Уинтринхэмы давали ей почитать книги из своей библиотеки, а когда погода стала теплее, Джил убедила ее больше времени проводить в саду. Эта размеренная, спокойная жизнь нравилась девушке. Она стала лучше выглядеть: нездоровую бледность сменил легкий румянец, который удачно подчеркивал естественную красоту ее темных волос.

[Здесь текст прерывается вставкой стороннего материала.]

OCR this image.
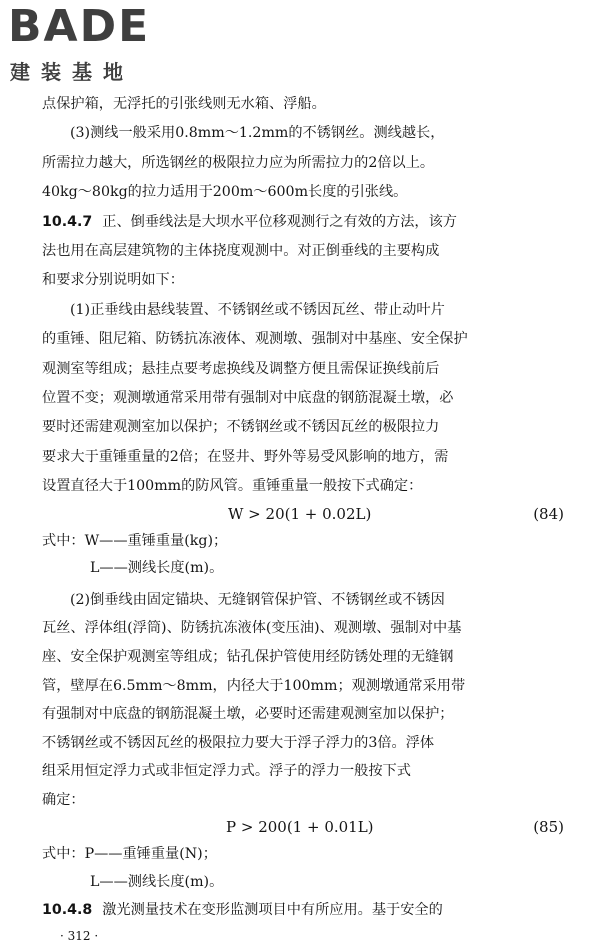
BADE
建装基地
点保护箱，无浮托的引张线则无水箱、浮船。
(3)测线一般采用0.8mm～1.2mm的不锈钢丝。测线越长，
所需拉力越大，所选钢丝的极限拉力应为所需拉力的2倍以上。
40kg～80kg的拉力适用于200m～600m长度的引张线。
10.4.7 正、倒垂线法是大坝水平位移观测行之有效的方法，该方
法也用在高层建筑物的主体挠度观测中。对正倒垂线的主要构成
和要求分别说明如下：
(1)正垂线由悬线装置、不锈钢丝或不锈因瓦丝、带止动叶片
的重锤、阻尼箱、防锈抗冻液体、观测墩、强制对中基座、安全保护
观测室等组成；悬挂点要考虑换线及调整方便且需保证换线前后
位置不变；观测墩通常采用带有强制对中底盘的钢筋混凝土墩，必
要时还需建观测室加以保护；不锈钢丝或不锈因瓦丝的极限拉力
要求大于重锤重量的2倍；在竖井、野外等易受风影响的地方，需
设置直径大于100mm的防风管。重锤重量一般按下式确定：
W > 20(1 + 0.02L)	(84)
式中：W——重锤重量(kg)；
L——测线长度(m)。
(2)倒垂线由固定锚块、无缝钢管保护管、不锈钢丝或不锈因
瓦丝、浮体组(浮筒)、防锈抗冻液体(变压油)、观测墩、强制对中基
座、安全保护观测室等组成；钻孔保护管使用经防锈处理的无缝钢
管，壁厚在6.5mm～8mm，内径大于100mm；观测墩通常采用带
有强制对中底盘的钢筋混凝土墩，必要时还需建观测室加以保护；
不锈钢丝或不锈因瓦丝的极限拉力要大于浮子浮力的3倍。浮体
组采用恒定浮力式或非恒定浮力式。浮子的浮力一般按下式
确定：
P > 200(1 + 0.01L)	(85)
· 312 ·
式中：P——重锤重量(N)；
L——测线长度(m)。
10.4.8 激光测量技术在变形监测项目中有所应用。基于安全的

В субботу, последовавшую за визитом Дэвида к Берту Льюису, когда Джил с Паулиной, растянувшись в шезлонгах, наслаждались ласковыми лучами теплого солнца, к ним присоединился Том. Его лицо было бледным, и было заметно, что он расстроен. Юноша тяжело опустился на землю рядом с Паулиной и замер, не обращая на женщин никакого внимания. Они обменялись встревоженными взглядами, но ожидаемого взрыва не последовало.

— Я сыт по горло этим мясником, — пробормотал он наконец.

Джил решила, что он имеет в виду Симингтона-Коула, и улыбнулась его меткому замечанию.

— Разве Джеймс приходил позировать? — поинтересовалась она. — Я думала, что сеансы уже закончились.

— Нет. Я просто хочу закончить эту вещь. Мне уже давно пора было завершить работу. Целая вечность прошла с тех пор, как я появился здесь, — он неожиданно посмотрел на Джил с детской, открытой улыбкой. — Но он мертв и не интересует меня. Он холоден и бездушен, как расчетливый делец. Мне жаль, Джил, что он является вашим другом.

— Все верно, — согласилась она. — В этом ему не откажешь, но он, ко всему прочему, еще и блестящий хирург, и сотни людей обязаны ему своим зрением. Я думаю, это его извиняет. Если его работа успешна и значительна, то личные качества значат не так уж много. Разве только для его семьи.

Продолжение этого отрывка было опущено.